そこで、もしこの映画が、彼らの対照的な立場をさらに強調するようにドラマティックな演出を試みていたなら、歴史を色濃く滲ませる作品になっていたことだろう。しかし阪本監督は、主人公たちの立場に寄り添うのではなく明確な距離を起き、彼らの関係や行動を冷徹なタッチで描き出していく。その結果、歴史的な空気は次第に薄れ、組織や社会に対する個人の立場ではなく、個人の存在そのものが際立ち、内面的な葛藤のドラマが現代に通じる広がりを持つようになる。
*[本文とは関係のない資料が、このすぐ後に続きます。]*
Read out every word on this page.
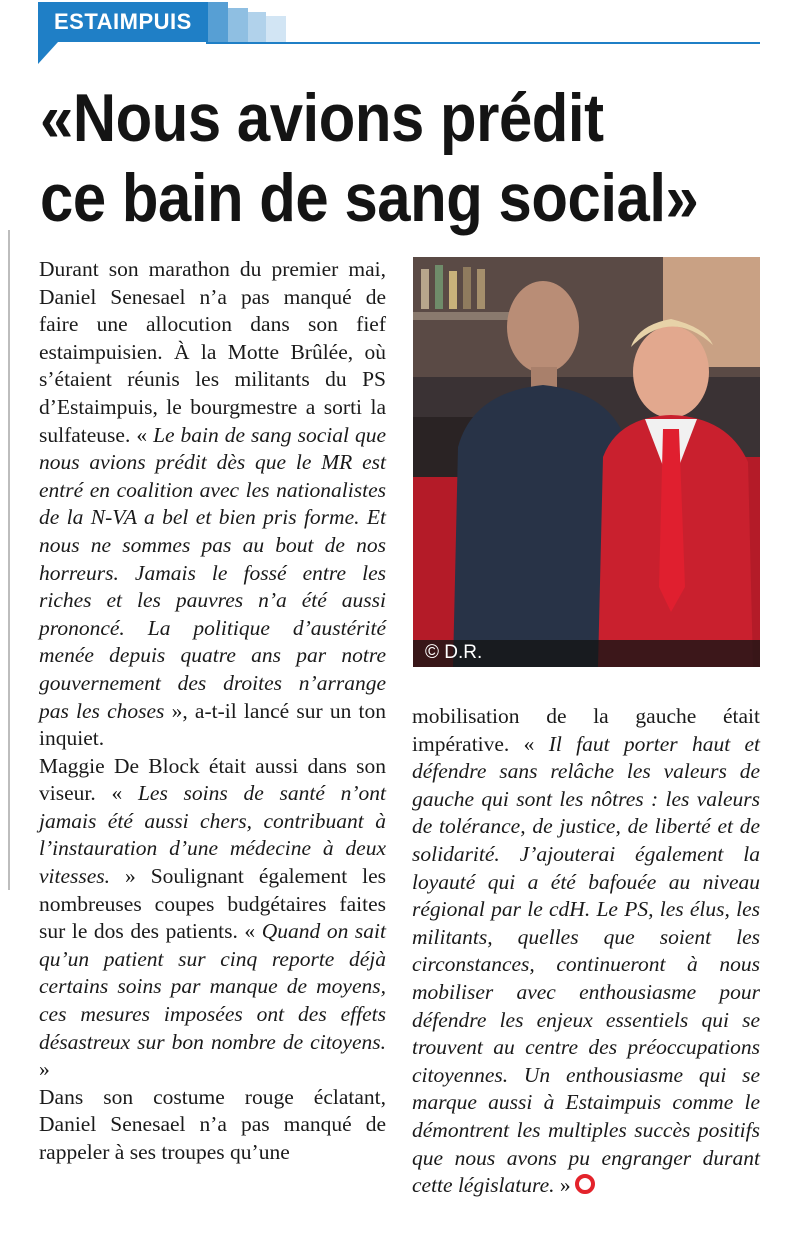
ESTAIMPUIS
«Nous avions prédit
ce bain de sang social»

Durant son marathon du premier mai, Daniel Senesael n’a pas manqué de faire une allocution dans son fief estaimpuisien. À la Motte Brûlée, où s’étaient réunis les militants du PS d’Estaimpuis, le bourgmestre a sorti la sulfateuse. « Le bain de sang social que nous avions prédit dès que le MR est entré en coalition avec les nationalistes de la N-VA a bel et bien pris forme. Et nous ne sommes pas au bout de nos horreurs. Jamais le fossé entre les riches et les pauvres n’a été aussi prononcé. La politique d’austérité menée depuis quatre ans par notre gouvernement des droites n’arrange pas les choses », a-t-il lancé sur un ton inquiet.

Maggie De Block était aussi dans son viseur. « Les soins de santé n’ont jamais été aussi chers, contribuant à l’instauration d’une médecine à deux vitesses. » Soulignant également les nombreuses coupes budgétaires faites sur le dos des patients. « Quand on sait qu’un patient sur cinq reporte déjà certains soins par manque de moyens, ces mesures imposées ont des effets désastreux sur bon nombre de citoyens. »

Dans son costume rouge éclatant, Daniel Senesael n’a pas manqué de rappeler à ses troupes qu’une

© D.R.

mobilisation de la gauche était impérative. « Il faut porter haut et défendre sans relâche les valeurs de gauche qui sont les nôtres : les valeurs de tolérance, de justice, de liberté et de solidarité. J’ajouterai également la loyauté qui a été bafouée au niveau régional par le cdH. Le PS, les élus, les militants, quelles que soient les circonstances, continueront à nous mobiliser avec enthousiasme pour défendre les enjeux essentiels qui se trouvent au centre des préoccupations citoyennes. Un enthousiasme qui se marque aussi à Estaimpuis comme le démontrent les multiples succès positifs que nous avons pu engranger durant cette législature. »
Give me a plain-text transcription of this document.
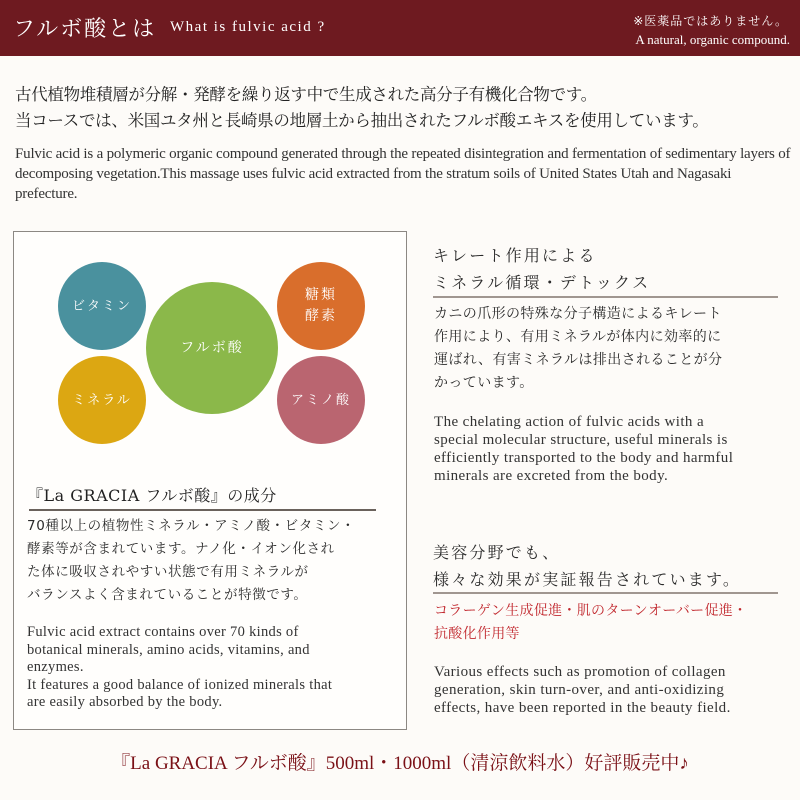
フルボ酸とは What is fulvic acid ?	※医薬品ではありません。
A natural, organic compound.
古代植物堆積層が分解・発酵を繰り返す中で生成された高分子有機化合物です。
当コースでは、米国ユタ州と長崎県の地層土から抽出されたフルボ酸エキスを使用しています。
Fulvic acid is a polymeric organic compound generated through the repeated disintegration and fermentation of sedimentary layers of decomposing vegetation.This massage uses fulvic acid extracted from the stratum soils of United States Utah and Nagasaki prefecture.
ビタミン
ミネラル
フルボ酸
糖類
酵素
アミノ酸
『La GRACIA フルボ酸』の成分
70種以上の植物性ミネラル・アミノ酸・ビタミン・
酵素等が含まれています。ナノ化・イオン化され
た体に吸収されやすい状態で有用ミネラルが
バランスよく含まれていることが特徴です。
Fulvic acid extract contains over 70 kinds of
botanical minerals, amino acids, vitamins, and
enzymes.
It features a good balance of ionized minerals that
are easily absorbed by the body.
キレート作用による
ミネラル循環・デトックス
カニの爪形の特殊な分子構造によるキレート
作用により、有用ミネラルが体内に効率的に
運ばれ、有害ミネラルは排出されることが分
かっています。
The chelating action of fulvic acids with a
special molecular structure, useful minerals is
efficiently transported to the body and harmful
minerals are excreted from the body.
美容分野でも、
様々な効果が実証報告されています。
コラーゲン生成促進・肌のターンオーバー促進・
抗酸化作用等
Various effects such as promotion of collagen
generation, skin turn-over, and anti-oxidizing
effects, have been reported in the beauty field.
『La GRACIA フルボ酸』500ml・1000ml（清涼飲料水）好評販売中♪
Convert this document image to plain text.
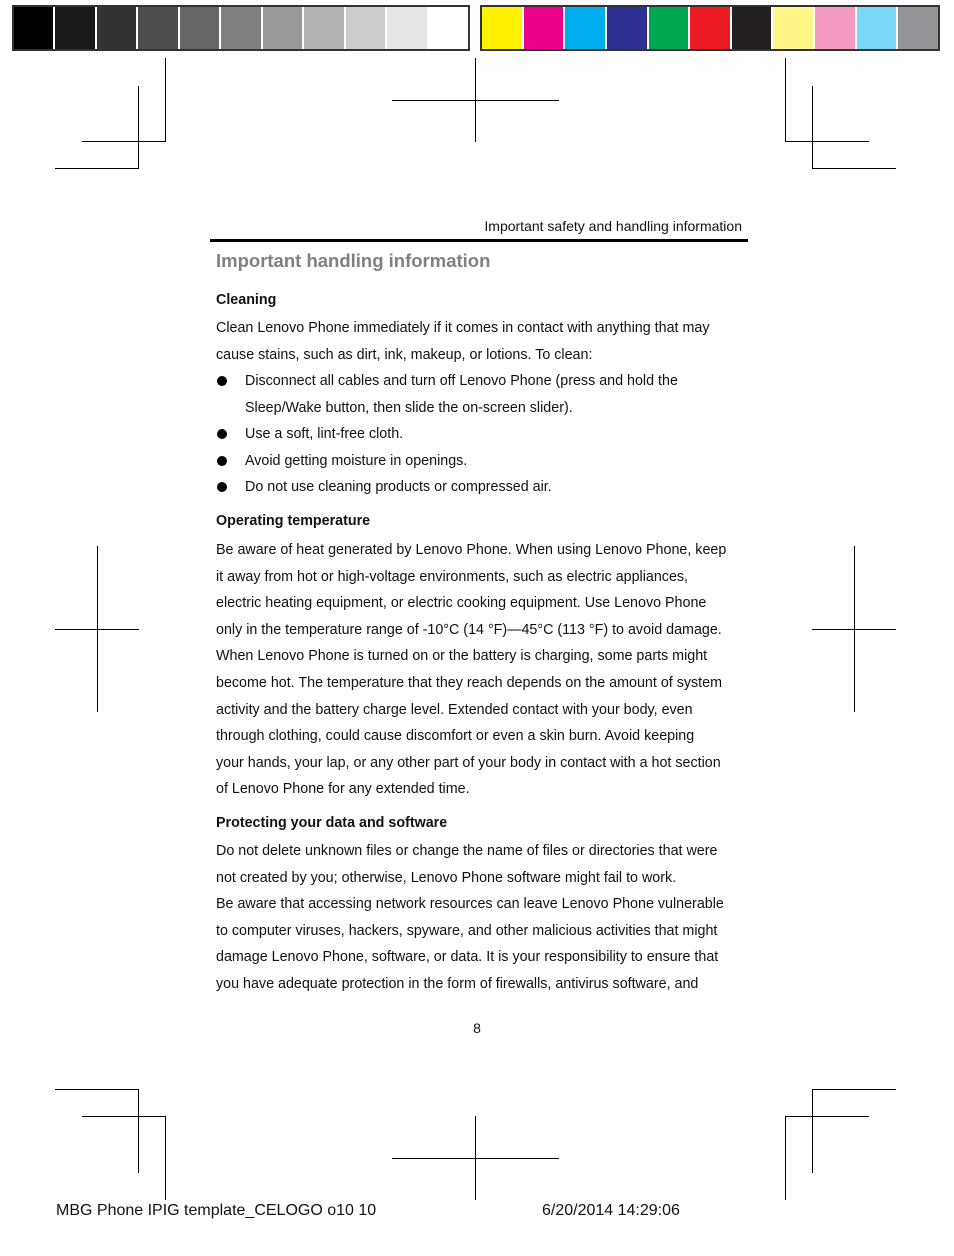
Important safety and handling information
Important handling information
Cleaning
Clean Lenovo Phone immediately if it comes in contact with anything that may
cause stains, such as dirt, ink, makeup, or lotions. To clean:
Disconnect all cables and turn off Lenovo Phone (press and hold the
Sleep/Wake button, then slide the on-screen slider).
Use a soft, lint-free cloth.
Avoid getting moisture in openings.
Do not use cleaning products or compressed air.
Operating temperature
Be aware of heat generated by Lenovo Phone. When using Lenovo Phone, keep
it away from hot or high-voltage environments, such as electric appliances,
electric heating equipment, or electric cooking equipment. Use Lenovo Phone
only in the temperature range of -10°C (14 °F)—45°C (113 °F) to avoid damage.
When Lenovo Phone is turned on or the battery is charging, some parts might
become hot. The temperature that they reach depends on the amount of system
activity and the battery charge level. Extended contact with your body, even
through clothing, could cause discomfort or even a skin burn. Avoid keeping
your hands, your lap, or any other part of your body in contact with a hot section
of Lenovo Phone for any extended time.
Protecting your data and software
Do not delete unknown files or change the name of files or directories that were
not created by you; otherwise, Lenovo Phone software might fail to work.
Be aware that accessing network resources can leave Lenovo Phone vulnerable
to computer viruses, hackers, spyware, and other malicious activities that might
damage Lenovo Phone, software, or data. It is your responsibility to ensure that
you have adequate protection in the form of firewalls, antivirus software, and
8
MBG Phone IPIG template_CELOGO o10 10	6/20/2014 14:29:06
たとえばマイケル・チミノの映画では、文化的、社会的な背景が異なる人間同士の軋轢が常に物語の出発点にあるが、それは次第に純粋な個人と個人の情念の衝突へと変わっていく。『KT』における阪本監督の演出は、そんなチミノ作品のダイナミズムを想起させる。
ただ命懸けで至上命令を遂行しようとしているかに見える金車雲は、成功の報酬がもたらすであろう家族の幸福を思い描いている。朴政権下で拷問にあい、日本で暮らす李政美に出会った富田も、大義よりも個人的な次元で心が揺れるようになる。だからこそ、富田と金車雲の間に奇妙な友情が成立し、また拉致に直接関わるにあたって、富田は金車雲に拷問をしたことがあるかどうかを確認しようとするのだろう。そして、日本を憎む母親や日本人の恋人の狭間で、これまで自分が見えなかった金甲寿は、使命感を持つだけでなく、自分自身がはっきりと見えてくる。
拉致事件そのものは、原作にほぼ忠実に展開していくが、映画では、こうした個人的な葛藤が掘り下げられ、葛藤から導き出された行動が、見えない力によって闇に葬られ、あるいは打ち砕かれていく。あくまで歴史を描き、そこに日本も引き込みながら、同時に歴史に縛られない人物のドラマを作り上げていく。そこに『KT』の魅力がある。
但し、富田と李政美の心情については、筆者にはもうひとつはかりかねるところがあった。富田は金車雲から受け取った小切手を彼女に渡そうとするが、その金は彼女を冒涜することにもなりかねない。さらに、富田が事件に加担することは、政美との別れを意味するはずだが、事件後、彼は彼女と暮らす道を選ぼうとする。だが、彼女がそれを受け入れられるとはとうてい思えない。あるいはそれは、彼のなかで叶えられなかった夢を象徴しているのかもしれない。